Monsoon season intensifies every difficulty. Flash floods reach shelters on lower slopes, forcing families to seek higher ground. Landslide warnings send volunteers through the camp day and night. When floodwaters recede, residents return to cramped, airless shelters where even the narrow pathways between structures allow only one person to pass at a time.

Community engagement centers offer a measure of relief. Open spaces, fans, better sanitation, and organized activities give residents somewhere to breathe and connect during the long days.

Years have now passed since the Rohingya sought refuge in Bangladesh. Funding shortages are threatening the sustainability of humanitarian assistance.

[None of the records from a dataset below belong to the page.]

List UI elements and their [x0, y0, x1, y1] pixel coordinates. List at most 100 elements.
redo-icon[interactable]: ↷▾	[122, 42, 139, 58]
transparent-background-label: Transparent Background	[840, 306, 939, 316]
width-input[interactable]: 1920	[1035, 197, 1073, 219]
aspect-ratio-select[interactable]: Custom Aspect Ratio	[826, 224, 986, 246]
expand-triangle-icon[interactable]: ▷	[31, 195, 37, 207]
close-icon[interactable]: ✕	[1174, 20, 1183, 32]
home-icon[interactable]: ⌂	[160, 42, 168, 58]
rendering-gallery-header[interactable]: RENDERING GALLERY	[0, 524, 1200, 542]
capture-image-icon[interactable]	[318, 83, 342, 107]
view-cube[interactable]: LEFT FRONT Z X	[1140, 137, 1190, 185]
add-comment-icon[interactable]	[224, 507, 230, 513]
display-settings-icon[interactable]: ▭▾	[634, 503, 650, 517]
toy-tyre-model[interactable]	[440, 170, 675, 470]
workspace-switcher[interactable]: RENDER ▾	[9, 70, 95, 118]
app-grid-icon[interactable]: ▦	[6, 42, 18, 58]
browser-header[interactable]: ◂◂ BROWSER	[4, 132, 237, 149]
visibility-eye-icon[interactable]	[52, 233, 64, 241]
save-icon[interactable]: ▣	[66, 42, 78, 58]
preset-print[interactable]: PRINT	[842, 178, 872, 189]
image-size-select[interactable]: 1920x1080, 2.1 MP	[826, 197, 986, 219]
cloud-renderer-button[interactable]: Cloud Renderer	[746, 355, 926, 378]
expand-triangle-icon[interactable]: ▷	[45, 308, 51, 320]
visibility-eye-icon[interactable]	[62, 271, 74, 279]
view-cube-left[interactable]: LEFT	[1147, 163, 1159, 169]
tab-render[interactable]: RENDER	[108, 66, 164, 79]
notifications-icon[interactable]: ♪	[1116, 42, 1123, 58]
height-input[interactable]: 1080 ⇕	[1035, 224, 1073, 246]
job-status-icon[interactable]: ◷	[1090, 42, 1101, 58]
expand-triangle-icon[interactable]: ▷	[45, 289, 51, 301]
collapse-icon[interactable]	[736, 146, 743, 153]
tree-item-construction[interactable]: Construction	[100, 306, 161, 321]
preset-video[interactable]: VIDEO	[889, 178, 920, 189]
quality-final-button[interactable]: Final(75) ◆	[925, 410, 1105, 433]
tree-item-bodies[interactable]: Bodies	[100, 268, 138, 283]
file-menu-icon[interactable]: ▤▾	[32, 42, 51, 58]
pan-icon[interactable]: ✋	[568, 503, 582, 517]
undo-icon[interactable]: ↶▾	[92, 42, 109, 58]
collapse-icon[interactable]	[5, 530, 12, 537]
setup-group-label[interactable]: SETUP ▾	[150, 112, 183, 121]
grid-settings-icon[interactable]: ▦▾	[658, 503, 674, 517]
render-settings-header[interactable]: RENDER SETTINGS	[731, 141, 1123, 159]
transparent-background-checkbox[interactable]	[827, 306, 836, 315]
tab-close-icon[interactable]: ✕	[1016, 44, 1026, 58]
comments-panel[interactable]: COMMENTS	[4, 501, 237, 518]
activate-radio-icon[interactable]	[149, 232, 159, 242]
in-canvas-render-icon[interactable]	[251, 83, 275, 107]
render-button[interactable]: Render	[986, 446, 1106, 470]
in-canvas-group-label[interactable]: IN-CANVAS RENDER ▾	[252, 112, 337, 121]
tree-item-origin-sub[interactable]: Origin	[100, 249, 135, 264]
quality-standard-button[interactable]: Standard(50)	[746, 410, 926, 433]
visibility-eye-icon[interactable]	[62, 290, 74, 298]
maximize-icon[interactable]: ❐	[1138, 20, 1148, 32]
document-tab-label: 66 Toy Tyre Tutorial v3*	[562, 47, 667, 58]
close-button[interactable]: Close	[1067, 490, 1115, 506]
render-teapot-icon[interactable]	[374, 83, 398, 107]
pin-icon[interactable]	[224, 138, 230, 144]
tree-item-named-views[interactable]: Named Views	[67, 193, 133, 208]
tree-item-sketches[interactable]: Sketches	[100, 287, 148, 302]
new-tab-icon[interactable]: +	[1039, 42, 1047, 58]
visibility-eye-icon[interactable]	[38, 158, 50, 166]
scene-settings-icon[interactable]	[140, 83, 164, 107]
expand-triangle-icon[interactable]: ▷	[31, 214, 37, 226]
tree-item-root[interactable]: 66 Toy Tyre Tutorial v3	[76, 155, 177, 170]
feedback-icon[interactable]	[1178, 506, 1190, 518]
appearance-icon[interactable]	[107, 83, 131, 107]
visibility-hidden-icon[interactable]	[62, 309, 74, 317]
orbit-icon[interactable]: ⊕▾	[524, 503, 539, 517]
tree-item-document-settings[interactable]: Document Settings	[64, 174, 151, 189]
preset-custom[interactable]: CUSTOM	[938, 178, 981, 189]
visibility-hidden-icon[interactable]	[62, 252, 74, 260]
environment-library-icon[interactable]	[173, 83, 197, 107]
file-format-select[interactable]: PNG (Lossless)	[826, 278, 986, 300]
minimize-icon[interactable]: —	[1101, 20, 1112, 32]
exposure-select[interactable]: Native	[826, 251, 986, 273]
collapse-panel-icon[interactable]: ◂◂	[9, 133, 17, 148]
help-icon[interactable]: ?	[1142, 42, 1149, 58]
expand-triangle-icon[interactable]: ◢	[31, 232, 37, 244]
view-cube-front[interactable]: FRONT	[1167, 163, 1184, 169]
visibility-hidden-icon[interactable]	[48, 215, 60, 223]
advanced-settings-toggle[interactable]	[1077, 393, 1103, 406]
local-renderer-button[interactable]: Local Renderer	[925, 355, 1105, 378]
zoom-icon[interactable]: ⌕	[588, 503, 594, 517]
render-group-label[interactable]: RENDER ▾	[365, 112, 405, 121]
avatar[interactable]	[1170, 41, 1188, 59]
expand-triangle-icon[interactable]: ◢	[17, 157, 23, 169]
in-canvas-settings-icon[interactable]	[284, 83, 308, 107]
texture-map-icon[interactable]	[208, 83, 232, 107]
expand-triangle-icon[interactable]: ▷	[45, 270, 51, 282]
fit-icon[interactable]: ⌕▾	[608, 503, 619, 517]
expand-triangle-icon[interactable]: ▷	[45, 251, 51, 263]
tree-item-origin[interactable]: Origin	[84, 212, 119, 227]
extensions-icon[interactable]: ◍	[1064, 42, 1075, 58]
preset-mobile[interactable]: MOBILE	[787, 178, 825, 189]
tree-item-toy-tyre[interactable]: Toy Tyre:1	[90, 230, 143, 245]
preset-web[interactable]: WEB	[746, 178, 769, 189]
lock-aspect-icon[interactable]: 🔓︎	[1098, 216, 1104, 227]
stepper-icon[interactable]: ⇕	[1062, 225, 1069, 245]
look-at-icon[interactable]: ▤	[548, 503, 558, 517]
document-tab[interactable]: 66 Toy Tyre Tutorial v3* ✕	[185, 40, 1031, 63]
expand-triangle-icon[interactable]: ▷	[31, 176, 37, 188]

Aid organizations are shifting programs toward livelihood support, hoping to reduce dependence on aid. However, without a safe, voluntary, and dignified return to Myanmar, no sustainable solution is possible.

The elderly, who remember peaceful village life in their homeland, carry memories of ancestral lands and the simple dignity of living freely. Their final wish is to return home before they die. They dream that the next generation will not grow up in exile.

This hope is not theirs alone. It belongs to anyone who believes in a world where no community is stripped of its rights because of religion, ethnicity, or identity. It belongs to anyone who refuses to accept that children should grow up imagining their homeland through images of fire and despair.

The camps of Cox’s Bazar are not just a humanitarian crisis. They are a moral question. The answer, so far, remains long overdue.